Particularité de la CSM : cette communauté traditionaliste dont un des principaux responsables, Don Louis Hervé Guiny, serait l’éminence grise de nombreux politiques très à droite comme Guillaume Peltier ou Patrick Buisson [5], est bien connue et est fort bien implantée localement. Elle avait encore il y a peu sa maison-mère à Candé-sur-Beuvron, près de Blois, avant de déménager à Evron (Mayenne) en 2014. La communauté se trouve en effet à la tête d’un joli patrimoine financier et immobilier (l’abbaye d’Evron aurait été acquise pour environ 3 millions d’euros) [6] grâce à ses généreux donateurs suisses (comme L’association des Amis de la Communauté Saint-Martin, qui a son siège à Fribourg) ou encore grâce aux possibilités offertes en France par la défiscalisation et la complaisance des autorités politiques, administratives et académiques (par déclaration à l’Inspection académique du Loir-et-Cher en date du 01/09/1993, les curés avaient eu la bonne idée de créer un « établissement privé d’enseignement supérieur de philosophie et de théologie » qui leur permettait de recevoir des dons ouvrant droit à avantages fiscaux pour former leurs séminaristes...) [7].
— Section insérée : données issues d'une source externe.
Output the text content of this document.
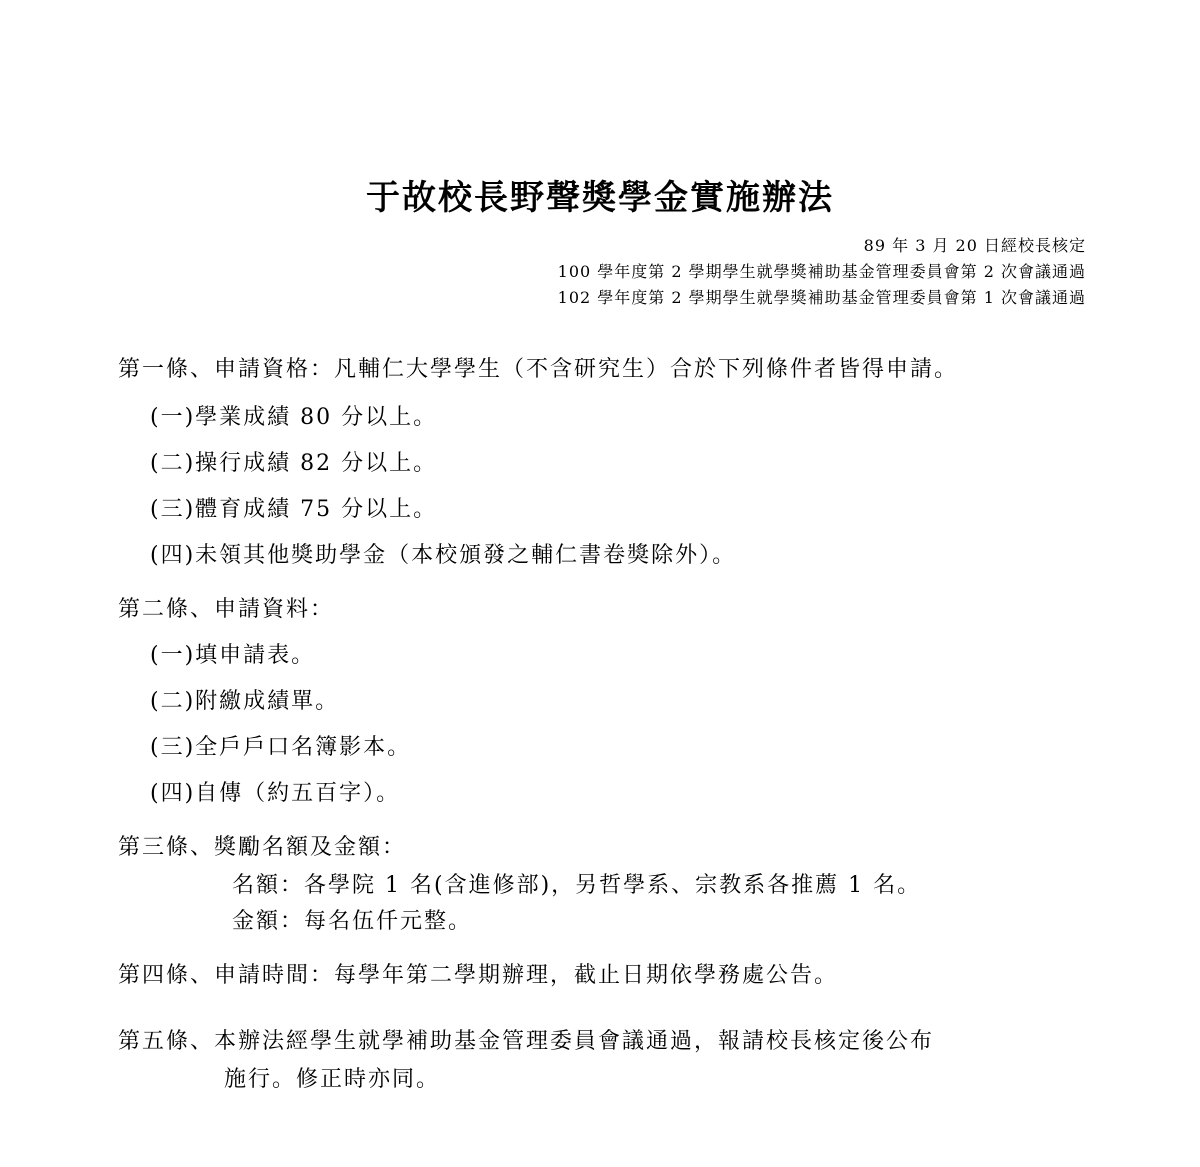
于故校長野聲獎學金實施辦法
89 年 3 月 20 日經校長核定
100 學年度第 2 學期學生就學獎補助基金管理委員會第 2 次會議通過
102 學年度第 2 學期學生就學獎補助基金管理委員會第 1 次會議通過
第一條、申請資格：凡輔仁大學學生（不含研究生）合於下列條件者皆得申請。
(一)學業成績 80 分以上。
(二)操行成績 82 分以上。
(三)體育成績 75 分以上。
(四)未領其他獎助學金（本校頒發之輔仁書卷獎除外）。
第二條、申請資料：
(一)填申請表。
(二)附繳成績單。
(三)全戶戶口名簿影本。
(四)自傳（約五百字）。
第三條、獎勵名額及金額：
名額：各學院 1 名(含進修部)，另哲學系、宗教系各推薦 1 名。
金額：每名伍仟元整。
第四條、申請時間：每學年第二學期辦理，截止日期依學務處公告。
第五條、本辦法經學生就學補助基金管理委員會議通過，報請校長核定後公布
施行。修正時亦同。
L’évêque de Blois n’avait donc pas à chercher bien loin pour trouver des recrues de choix pour s’occuper des écoles cathos — la CSM dispose déjà de plusieurs aumôneries et internats dans les écoles privées du département —, et il a ainsi tout naturellement décidé de faire appel à trois prêtres intégristes de la CSM qui s’étaient distingués par leur ardent prosélytisme contre la loi Taubira et le mariage pour tous ; ils avaient en effet réussi à susciter l’admiration des notables locaux et de leurs collègues curés lors des manifestations parisiennes pour lesquelles ils avaient affrété plusieurs cars en mobilisant leurs ouailles jusqu’au fin-fond des campagnes de la région (très rurale) de Montoire. [8]
Cet épisode glorieux avait permis localement de redorer le blason de la CSM qui avait été un peu terni, il faut l’admettre, par la mise en examen (et malgré la présomption d’innocence) d’un curé de la communauté pour le pillage de nombreux objets de cultes (calices, ciboires, ostensoirs, etc.) pour plusieurs dizaines de milliers d’euros dans quatorze églises de la paroisse ! [9]
Abandonnant donc ses ouailles campagnardes pour une plus haute mission évangélisatrice, le commando ensoutané récompensé par l’évêque prendra officiellement ses nouvelles fonctions en septembre 2016 pour veiller à la transmission de la bonne parole dans les établissements cathos du diocèse.